Hsieh Pi-Fuei, Wang Deng-Shiang, Hsu Chia-Wei
Department of Computer Science and Information Engineering, National Cheng Kung University, Tainan 701, Taiwan.
IEEE Trans Pattern Anal Mach Intell. 2006 Feb;28(2):223-35. doi: 10.1109/TPAMI.2006.26.
A parametric linear feature extraction method is proposed for multiclass classification. The skeleton of the proposed method consists of two types of schemes that are complementary to each other with regard to the discriminant information used. The approximate pairwise accuracy criterion (aPAC) and the common-mean feature extraction (CMFE) are chosen to exploit the discriminant information about class mean and about class covariance, respectively. Choosing aPAC rather than the linear discriminant analysis (LDA) can also resolve the problem of overemphasized large distances introduced by LDA, while maintaining other decent properties of LDA. To alleviate the suboptimum problem caused by a direct cascading of the two different types of schemes, there should be a mechanism for sorting and merging features based on their effectiveness.

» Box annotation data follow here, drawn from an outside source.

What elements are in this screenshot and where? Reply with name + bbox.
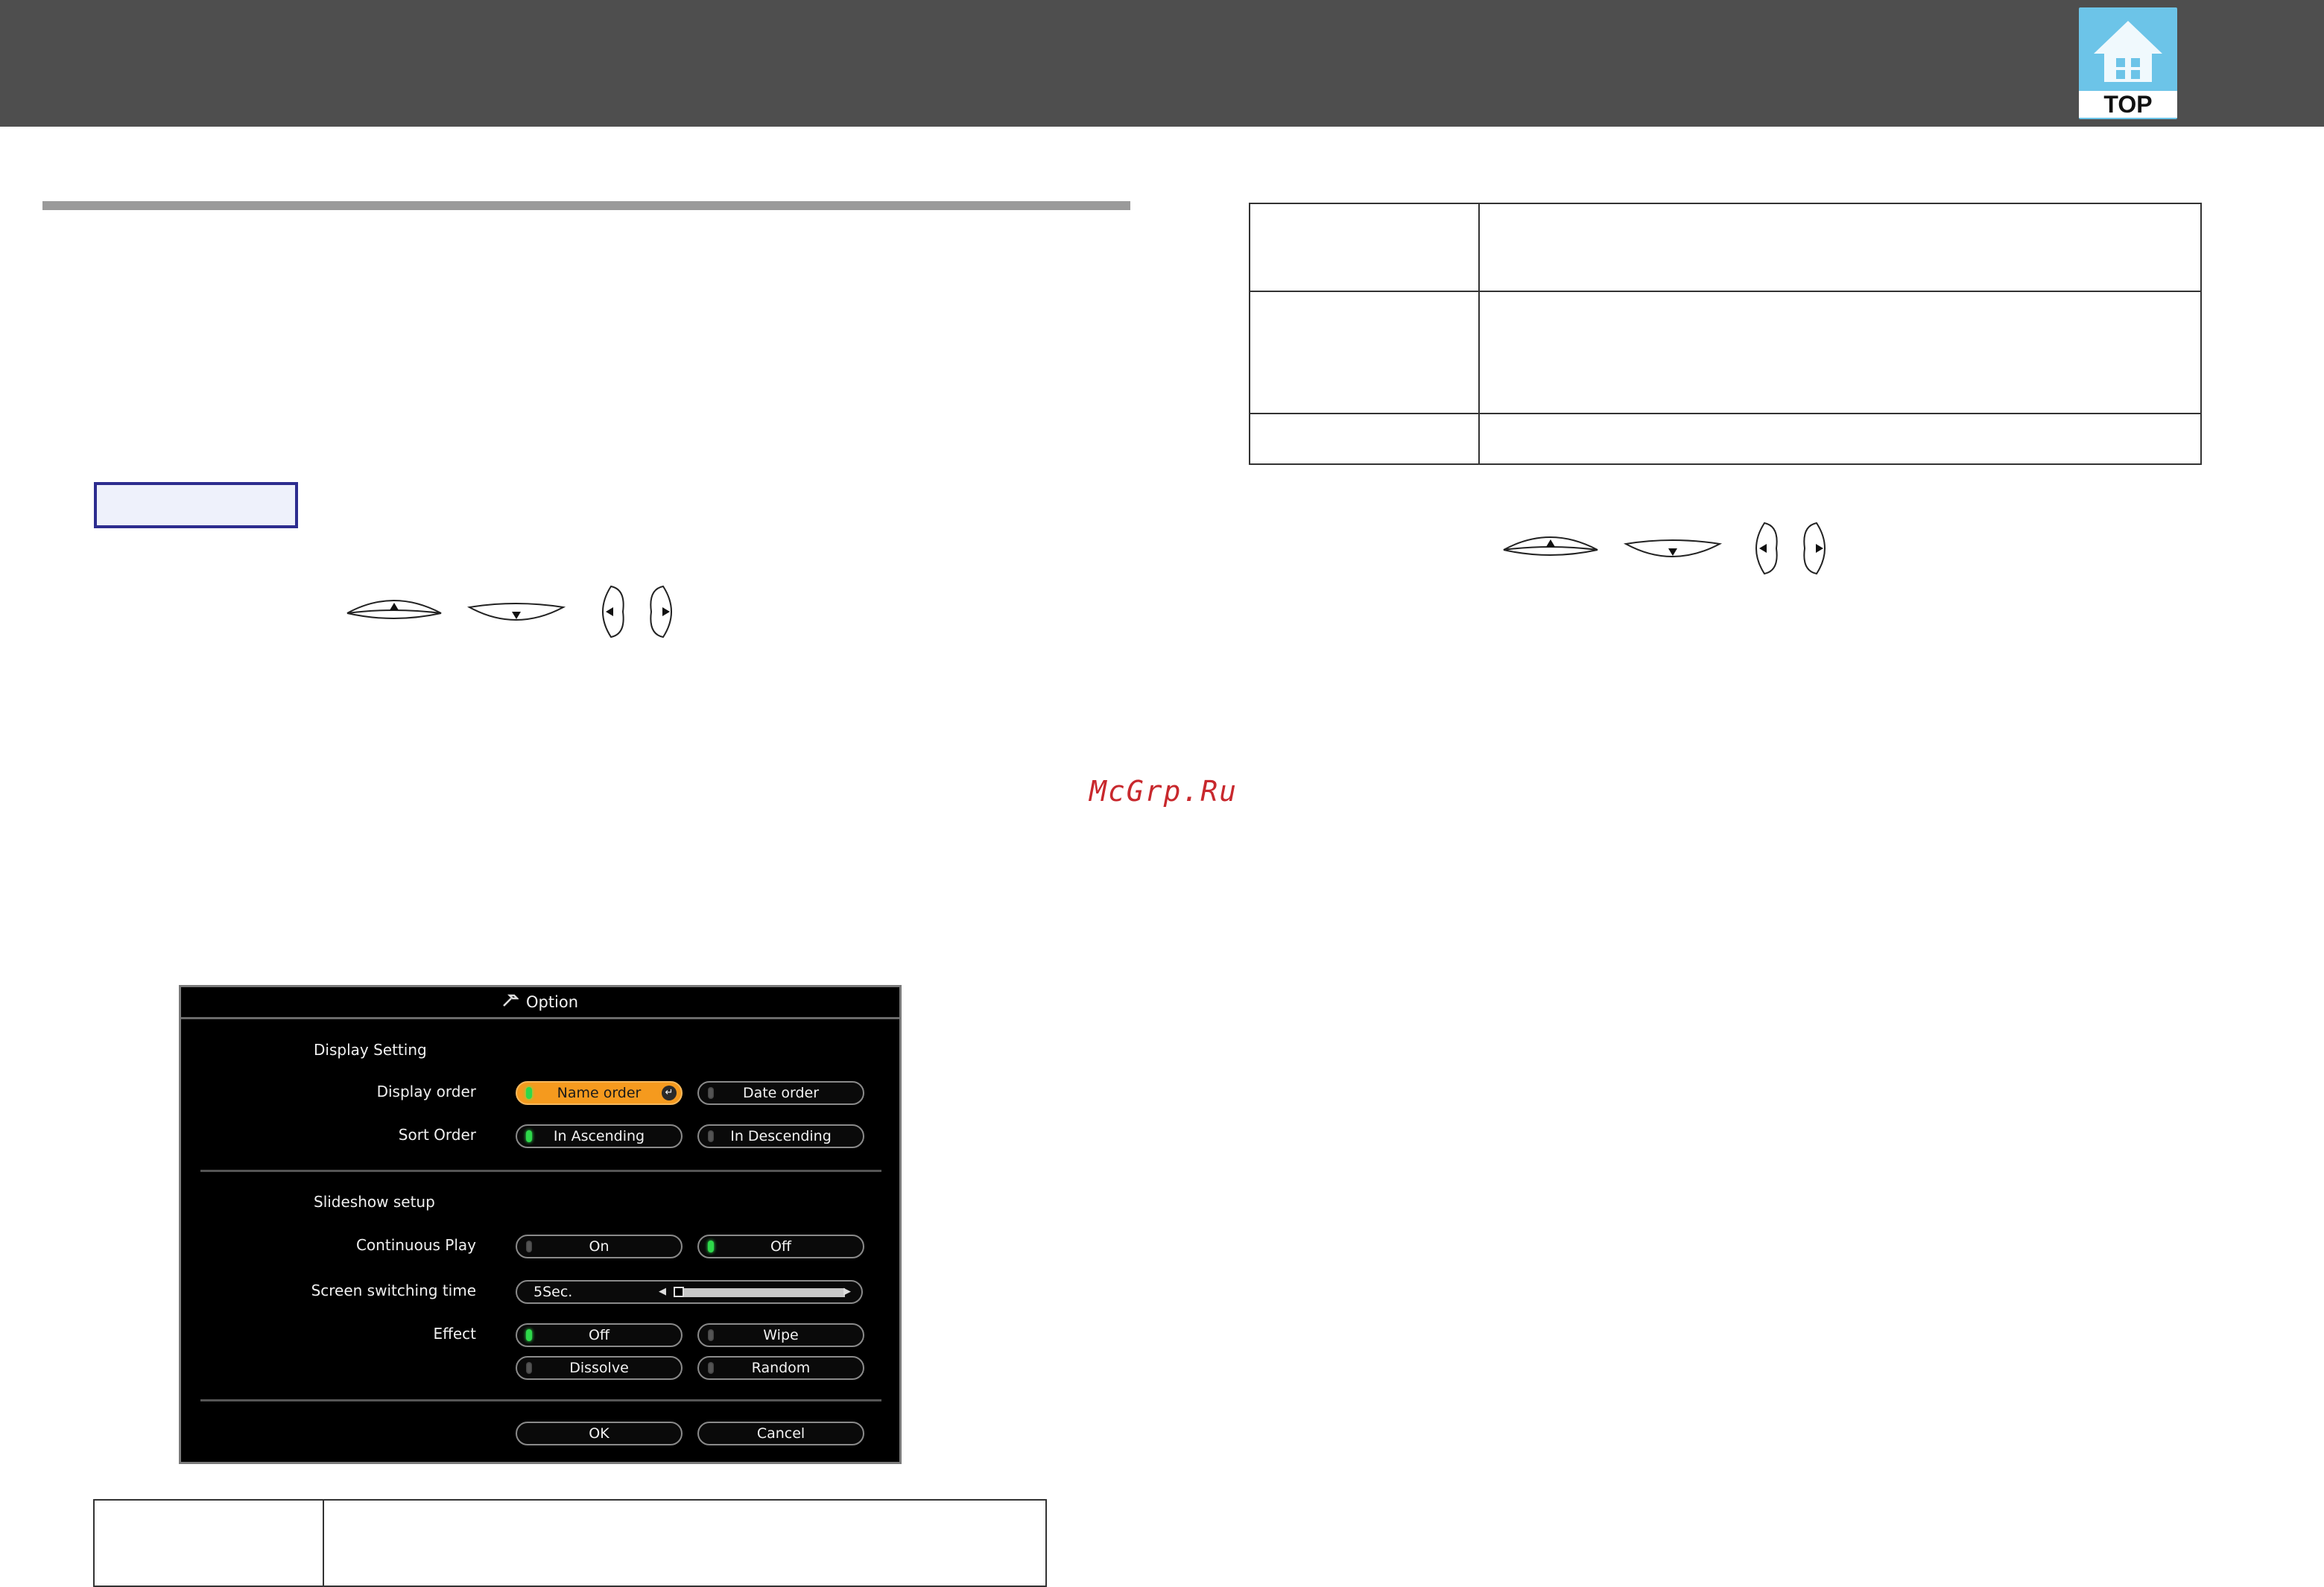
slider-right-arrow-icon[interactable]: ▶ <box>843 1282 851 1302</box>
effect-off-option[interactable]: Off <box>516 1323 683 1347</box>
screen-switching-time-label: Screen switching time <box>311 1282 476 1299</box>
table-row <box>1249 291 2202 414</box>
in-ascending-label: In Ascending <box>553 1128 645 1144</box>
left-arrow-key <box>1755 522 1778 575</box>
dialog-title: Option <box>525 993 579 1011</box>
continuous-play-label: Continuous Play <box>355 1236 476 1254</box>
table-cell <box>93 1499 324 1587</box>
effect-wipe-option[interactable]: Wipe <box>697 1323 864 1347</box>
table-cell <box>1478 413 2202 465</box>
settings-table-bottom <box>93 1499 1047 1587</box>
led-off-icon <box>708 1130 714 1142</box>
slider-left-arrow-icon[interactable]: ◀ <box>659 1282 666 1302</box>
in-ascending-option[interactable]: In Ascending <box>516 1124 683 1148</box>
led-on-icon <box>526 1087 532 1099</box>
on-label: On <box>589 1238 610 1255</box>
slider-thumb[interactable] <box>674 1287 684 1297</box>
effect-dissolve-label: Dissolve <box>569 1360 629 1376</box>
name-order-label: Name order <box>557 1085 642 1101</box>
effect-dissolve-option[interactable]: Dissolve <box>516 1356 683 1380</box>
down-arrow-key <box>1623 539 1723 557</box>
display-setting-heading: Display Setting <box>314 1041 427 1059</box>
in-descending-option[interactable]: In Descending <box>697 1124 864 1148</box>
up-arrow-key <box>346 600 442 619</box>
up-arrow-key <box>1503 536 1598 556</box>
table-row <box>93 1499 1047 1587</box>
table-cell <box>1478 203 2202 292</box>
remote-keys-right <box>1501 522 1858 575</box>
led-off-icon <box>526 1241 532 1252</box>
effect-wipe-label: Wipe <box>763 1327 799 1343</box>
table-row <box>1249 203 2202 292</box>
table-cell <box>1249 291 1480 414</box>
effect-random-option[interactable]: Random <box>697 1356 864 1380</box>
continuous-play-on-option[interactable]: On <box>516 1235 683 1258</box>
slideshow-setup-heading: Slideshow setup <box>314 1193 435 1211</box>
screen-switching-time-slider[interactable]: 5Sec. ◀ ▶ <box>516 1280 863 1304</box>
continuous-play-off-option[interactable]: Off <box>697 1235 864 1258</box>
in-descending-label: In Descending <box>730 1128 832 1144</box>
enter-icon: ↵ <box>662 1086 677 1100</box>
section-rule <box>42 201 1130 210</box>
remote-keys-left <box>344 585 702 639</box>
divider <box>200 1170 881 1172</box>
led-on-icon <box>526 1130 532 1142</box>
divider <box>200 1399 881 1401</box>
led-off-icon <box>526 1362 532 1374</box>
table-cell <box>323 1499 1047 1587</box>
switching-time-value: 5Sec. <box>533 1284 573 1300</box>
led-on-icon <box>708 1241 714 1252</box>
led-on-icon <box>526 1329 532 1341</box>
date-order-option[interactable]: Date order <box>697 1081 864 1105</box>
settings-table-right <box>1249 203 2202 465</box>
right-arrow-key <box>650 585 672 639</box>
cancel-button[interactable]: Cancel <box>697 1422 864 1445</box>
table-cell <box>1249 413 1480 465</box>
display-order-label: Display order <box>376 1083 476 1100</box>
option-dialog: Option Display Setting Display order Nam… <box>179 985 902 1464</box>
dialog-title-bar: Option <box>181 987 899 1019</box>
house-icon <box>2094 21 2162 82</box>
effect-label: Effect <box>433 1325 476 1343</box>
top-label: TOP <box>2079 91 2177 118</box>
led-off-icon <box>708 1329 714 1341</box>
off-label: Off <box>770 1238 792 1255</box>
led-off-icon <box>708 1362 714 1374</box>
table-cell <box>1478 291 2202 414</box>
slider-track <box>674 1288 845 1297</box>
watermark: McGrp.Ru <box>1089 775 1238 808</box>
left-arrow-key <box>602 585 624 639</box>
effect-off-label: Off <box>588 1327 610 1343</box>
table-cell <box>1249 203 1480 292</box>
wrench-icon <box>502 987 519 1017</box>
top-button[interactable]: TOP <box>2079 7 2177 119</box>
sort-order-label: Sort Order <box>398 1126 476 1144</box>
down-arrow-key <box>466 603 566 621</box>
ok-button[interactable]: OK <box>516 1422 683 1445</box>
effect-random-label: Random <box>751 1360 811 1376</box>
procedure-box <box>94 482 298 528</box>
header-bar <box>0 0 2324 127</box>
name-order-option[interactable]: Name order ↵ <box>516 1081 683 1105</box>
right-arrow-key <box>1803 522 1826 575</box>
led-off-icon <box>708 1087 714 1099</box>
date-order-label: Date order <box>742 1085 820 1101</box>
table-row <box>1249 413 2202 465</box>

Usage of a sample-based classification error estimation for evaluation of effectiveness of features usually costs a lot of computational time. Therefore, we develop a fast spanning-tree-based parametric classification accuracy estimator as an intermediary for the aPAC and CMFE combination. The entire framework is parametric-based. This avoids paying a costly price in computation, which normally happens to the sample-based approach. Our experiments have shown that the proposed method can achieve a satisfactory performance on real data as well as simulated data.
针对多类分类问题,提出了一种参数线性特征提取方法。该方法的框架由两种类型的方案组成,这两种方案在使用的判别信息方面相互补充。分别选择近似成对准确率准则(aPAC)和共同均值特征提取(CMFE)来利用关于类均值和类协方差的判别信息。选择aPAC而非线性判别分析(LDA)还可以解决LDA引入的过度强调大距离的问题,同时保留LDA的其他良好特性。为了缓解由两种不同类型方案直接级联导致的次优问题,应该有一种基于特征有效性进行排序和合并的机制。使用基于样本的分类误差估计来评估特征的有效性通常会花费大量计算时间。因此,我们开发了一种基于快速生成树的参数分类准确率估计器,作为aPAC和CMFE组合的中介。整个框架是基于参数的。这避免了在计算中付出高昂代价,而这在基于样本的方法中通常会发生。我们的实验表明,所提出的方法在真实数据和模拟数据上都能取得令人满意的性能。